Благодарю тебя, Яхве, что под землей было темно, и я не видел деталей. Только слышал крики и стоны, да хруст, когда сталь пронзала плоть. И еще бульканье… Знаешь ли ты, мальчик, как клокочет кровь в перерезанном горле? Нет? Ну, теперь будешь знать… Сорок человек… Сорок соратников, друзей, родственников, режущих друг друга в кромешной тьме!
Разве тот, кто не испытал подобного, может осудить меня за то, что я выбрал жизнь? Разве все, что я делал каждый божий день, каждый день своей жизни ПОСЛЕ того, не принесло больше пользы моему народу, чем бессмысленная смерть в тайных убежищах под павшим городом?
Разве тот, кто выбирает жизнь – ренегат? Ведь все было кончено, мы проиграли, но разве проигрыш – это всегда небытие? Разве нельзя сделать еще одну попытку? Твердыни пали одна за одной, но ведь люди остались! Пока живы люди, жива надежда, а значит, жива вера, что рано или поздно мы вернем себе землю предков! Только мертвые уже никогда себе ничего не вернут…»
От мысли о часах, проведенных в лабиринте пещер под захваченным городом, Флавия невольно пробила дрожь, и он зябко передернул плечами, как будто бы не жаркий месяц нисан прижигал сейчас растерзанную плоть Ершалаима, а дул со стороны Ермона зимний сырой ветер.

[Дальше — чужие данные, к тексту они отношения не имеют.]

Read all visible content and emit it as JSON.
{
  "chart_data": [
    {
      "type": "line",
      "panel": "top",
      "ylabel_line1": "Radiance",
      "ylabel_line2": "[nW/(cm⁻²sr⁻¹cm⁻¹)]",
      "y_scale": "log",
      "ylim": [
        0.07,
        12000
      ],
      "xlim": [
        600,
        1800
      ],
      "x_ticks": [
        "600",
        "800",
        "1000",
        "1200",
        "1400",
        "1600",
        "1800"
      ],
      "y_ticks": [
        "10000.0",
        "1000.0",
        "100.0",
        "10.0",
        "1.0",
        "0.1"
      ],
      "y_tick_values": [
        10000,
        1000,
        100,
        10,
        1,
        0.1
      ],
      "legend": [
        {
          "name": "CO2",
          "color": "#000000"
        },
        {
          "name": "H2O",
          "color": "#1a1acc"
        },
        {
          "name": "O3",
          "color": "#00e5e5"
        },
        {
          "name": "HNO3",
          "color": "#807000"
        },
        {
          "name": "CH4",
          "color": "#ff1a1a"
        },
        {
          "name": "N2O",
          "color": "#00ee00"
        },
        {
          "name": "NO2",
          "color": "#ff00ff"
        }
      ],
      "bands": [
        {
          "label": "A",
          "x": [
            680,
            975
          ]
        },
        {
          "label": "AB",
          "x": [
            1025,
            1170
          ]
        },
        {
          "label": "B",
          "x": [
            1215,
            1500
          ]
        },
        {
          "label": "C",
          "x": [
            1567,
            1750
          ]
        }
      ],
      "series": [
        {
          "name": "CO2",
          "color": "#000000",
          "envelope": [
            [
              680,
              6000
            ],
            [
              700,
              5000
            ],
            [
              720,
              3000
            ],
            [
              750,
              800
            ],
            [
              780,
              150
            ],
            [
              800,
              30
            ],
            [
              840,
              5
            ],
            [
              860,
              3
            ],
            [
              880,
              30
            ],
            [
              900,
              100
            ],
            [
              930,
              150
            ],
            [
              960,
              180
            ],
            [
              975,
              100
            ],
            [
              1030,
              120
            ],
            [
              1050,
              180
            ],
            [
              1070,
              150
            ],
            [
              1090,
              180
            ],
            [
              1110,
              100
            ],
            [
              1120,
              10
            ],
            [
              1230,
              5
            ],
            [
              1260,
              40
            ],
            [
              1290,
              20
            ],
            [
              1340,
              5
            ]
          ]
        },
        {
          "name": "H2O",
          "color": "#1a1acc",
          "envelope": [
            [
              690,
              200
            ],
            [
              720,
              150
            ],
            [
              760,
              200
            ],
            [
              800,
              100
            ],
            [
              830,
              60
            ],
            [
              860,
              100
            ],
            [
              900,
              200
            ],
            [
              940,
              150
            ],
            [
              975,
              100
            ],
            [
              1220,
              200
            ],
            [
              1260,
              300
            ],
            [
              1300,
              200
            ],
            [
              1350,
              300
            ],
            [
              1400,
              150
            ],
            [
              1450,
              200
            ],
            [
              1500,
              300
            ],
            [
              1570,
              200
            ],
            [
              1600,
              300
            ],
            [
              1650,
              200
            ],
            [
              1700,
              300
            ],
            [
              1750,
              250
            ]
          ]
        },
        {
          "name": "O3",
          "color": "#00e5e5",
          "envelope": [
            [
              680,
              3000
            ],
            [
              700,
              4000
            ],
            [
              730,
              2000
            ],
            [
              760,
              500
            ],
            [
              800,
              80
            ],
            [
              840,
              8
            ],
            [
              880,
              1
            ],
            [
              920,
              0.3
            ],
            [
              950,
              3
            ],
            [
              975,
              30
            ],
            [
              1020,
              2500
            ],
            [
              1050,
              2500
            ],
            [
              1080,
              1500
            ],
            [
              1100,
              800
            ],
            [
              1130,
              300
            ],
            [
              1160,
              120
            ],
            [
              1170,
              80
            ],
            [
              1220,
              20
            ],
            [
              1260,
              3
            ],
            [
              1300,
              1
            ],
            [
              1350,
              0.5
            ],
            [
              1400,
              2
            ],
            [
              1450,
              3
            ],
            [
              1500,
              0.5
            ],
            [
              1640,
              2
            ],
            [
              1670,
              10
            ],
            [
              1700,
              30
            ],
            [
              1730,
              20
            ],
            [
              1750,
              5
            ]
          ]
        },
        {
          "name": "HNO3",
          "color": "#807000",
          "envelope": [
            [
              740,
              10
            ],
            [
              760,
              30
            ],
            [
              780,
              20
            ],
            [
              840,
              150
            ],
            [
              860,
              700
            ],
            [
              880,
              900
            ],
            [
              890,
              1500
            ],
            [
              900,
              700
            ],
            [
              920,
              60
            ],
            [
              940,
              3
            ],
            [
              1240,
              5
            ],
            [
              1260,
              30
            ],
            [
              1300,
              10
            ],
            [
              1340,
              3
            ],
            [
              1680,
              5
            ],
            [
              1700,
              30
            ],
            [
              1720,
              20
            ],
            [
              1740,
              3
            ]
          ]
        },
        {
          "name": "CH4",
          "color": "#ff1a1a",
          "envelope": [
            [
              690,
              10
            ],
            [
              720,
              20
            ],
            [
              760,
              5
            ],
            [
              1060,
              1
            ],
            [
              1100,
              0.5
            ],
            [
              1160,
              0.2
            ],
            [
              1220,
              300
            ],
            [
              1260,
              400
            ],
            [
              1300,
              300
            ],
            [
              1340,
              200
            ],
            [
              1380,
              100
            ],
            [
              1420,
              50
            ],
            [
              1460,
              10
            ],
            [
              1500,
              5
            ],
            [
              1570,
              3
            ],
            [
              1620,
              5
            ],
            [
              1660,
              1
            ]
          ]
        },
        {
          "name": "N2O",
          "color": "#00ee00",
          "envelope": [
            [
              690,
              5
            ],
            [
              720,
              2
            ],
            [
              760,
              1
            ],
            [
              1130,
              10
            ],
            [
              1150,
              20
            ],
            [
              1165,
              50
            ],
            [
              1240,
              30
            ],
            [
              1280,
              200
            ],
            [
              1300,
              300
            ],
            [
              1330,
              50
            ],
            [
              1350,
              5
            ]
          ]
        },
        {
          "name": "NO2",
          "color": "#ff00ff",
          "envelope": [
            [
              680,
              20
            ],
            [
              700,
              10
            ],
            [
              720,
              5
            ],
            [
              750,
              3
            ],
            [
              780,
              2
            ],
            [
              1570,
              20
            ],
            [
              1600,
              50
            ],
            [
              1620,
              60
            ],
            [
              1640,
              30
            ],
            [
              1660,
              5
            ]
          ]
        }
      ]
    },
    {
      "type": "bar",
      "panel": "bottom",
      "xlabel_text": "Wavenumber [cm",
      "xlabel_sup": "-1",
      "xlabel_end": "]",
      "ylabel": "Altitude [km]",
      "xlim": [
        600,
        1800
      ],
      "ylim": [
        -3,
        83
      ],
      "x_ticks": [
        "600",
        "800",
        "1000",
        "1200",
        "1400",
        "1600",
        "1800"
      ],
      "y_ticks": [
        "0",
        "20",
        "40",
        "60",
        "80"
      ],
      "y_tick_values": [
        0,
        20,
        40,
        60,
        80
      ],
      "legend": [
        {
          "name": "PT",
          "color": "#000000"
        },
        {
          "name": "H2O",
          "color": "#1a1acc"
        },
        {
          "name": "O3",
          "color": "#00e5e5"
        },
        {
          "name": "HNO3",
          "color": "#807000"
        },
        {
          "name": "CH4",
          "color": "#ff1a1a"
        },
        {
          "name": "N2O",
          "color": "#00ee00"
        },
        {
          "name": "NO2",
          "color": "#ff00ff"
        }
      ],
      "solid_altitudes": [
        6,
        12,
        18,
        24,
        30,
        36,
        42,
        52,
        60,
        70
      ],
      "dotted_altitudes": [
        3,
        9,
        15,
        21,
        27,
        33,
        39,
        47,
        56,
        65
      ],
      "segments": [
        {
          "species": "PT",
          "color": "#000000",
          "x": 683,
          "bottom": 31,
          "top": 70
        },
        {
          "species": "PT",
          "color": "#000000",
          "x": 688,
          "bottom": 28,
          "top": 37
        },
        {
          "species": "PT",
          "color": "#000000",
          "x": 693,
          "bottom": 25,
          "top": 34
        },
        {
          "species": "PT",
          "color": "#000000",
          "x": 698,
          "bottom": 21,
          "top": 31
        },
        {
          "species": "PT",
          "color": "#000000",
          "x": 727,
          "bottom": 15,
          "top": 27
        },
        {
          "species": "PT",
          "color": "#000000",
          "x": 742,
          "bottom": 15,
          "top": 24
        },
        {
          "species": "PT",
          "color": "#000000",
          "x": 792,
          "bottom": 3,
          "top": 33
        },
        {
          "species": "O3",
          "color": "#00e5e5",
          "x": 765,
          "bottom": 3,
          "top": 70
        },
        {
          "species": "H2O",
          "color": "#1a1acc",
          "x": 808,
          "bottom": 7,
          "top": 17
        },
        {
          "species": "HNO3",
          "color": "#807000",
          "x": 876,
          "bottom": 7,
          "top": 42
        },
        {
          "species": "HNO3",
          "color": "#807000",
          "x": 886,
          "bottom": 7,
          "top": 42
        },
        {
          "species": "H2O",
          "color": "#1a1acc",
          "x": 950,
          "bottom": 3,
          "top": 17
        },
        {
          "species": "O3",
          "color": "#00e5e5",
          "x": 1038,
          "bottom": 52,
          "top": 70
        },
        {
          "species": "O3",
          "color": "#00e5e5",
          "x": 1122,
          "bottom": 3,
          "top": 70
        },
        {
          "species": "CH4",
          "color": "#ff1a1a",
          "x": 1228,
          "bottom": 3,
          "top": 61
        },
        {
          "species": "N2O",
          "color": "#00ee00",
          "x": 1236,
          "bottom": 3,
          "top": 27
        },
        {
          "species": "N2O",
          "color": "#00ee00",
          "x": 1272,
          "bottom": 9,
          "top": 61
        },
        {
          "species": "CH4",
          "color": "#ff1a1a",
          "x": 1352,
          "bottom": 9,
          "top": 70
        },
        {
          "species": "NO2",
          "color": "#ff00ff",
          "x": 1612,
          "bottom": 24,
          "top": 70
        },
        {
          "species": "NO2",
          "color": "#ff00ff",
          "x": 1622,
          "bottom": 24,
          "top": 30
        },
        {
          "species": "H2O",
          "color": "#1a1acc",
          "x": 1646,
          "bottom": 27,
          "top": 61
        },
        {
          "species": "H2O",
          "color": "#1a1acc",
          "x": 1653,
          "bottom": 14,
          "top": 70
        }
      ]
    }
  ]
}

Умереть, так и не победив, или выжить, для того, чтобы бороться дальше? Что за странный выбор? Что за странная судьба? Сотни тысяч погибших. Выжженный мир. Марширующие по Земле обетованной римские легионы, еще недавно мирно квартировавшие в Сирии. История Иудейской войны, история геройства и падений. Один за другим – Махерон, Иотапата и теперь – Ершалаим…
«Я выбрал жизнь», – подумал Иосиф со злостью и сам удивился тому, как остро переживает давнее решение.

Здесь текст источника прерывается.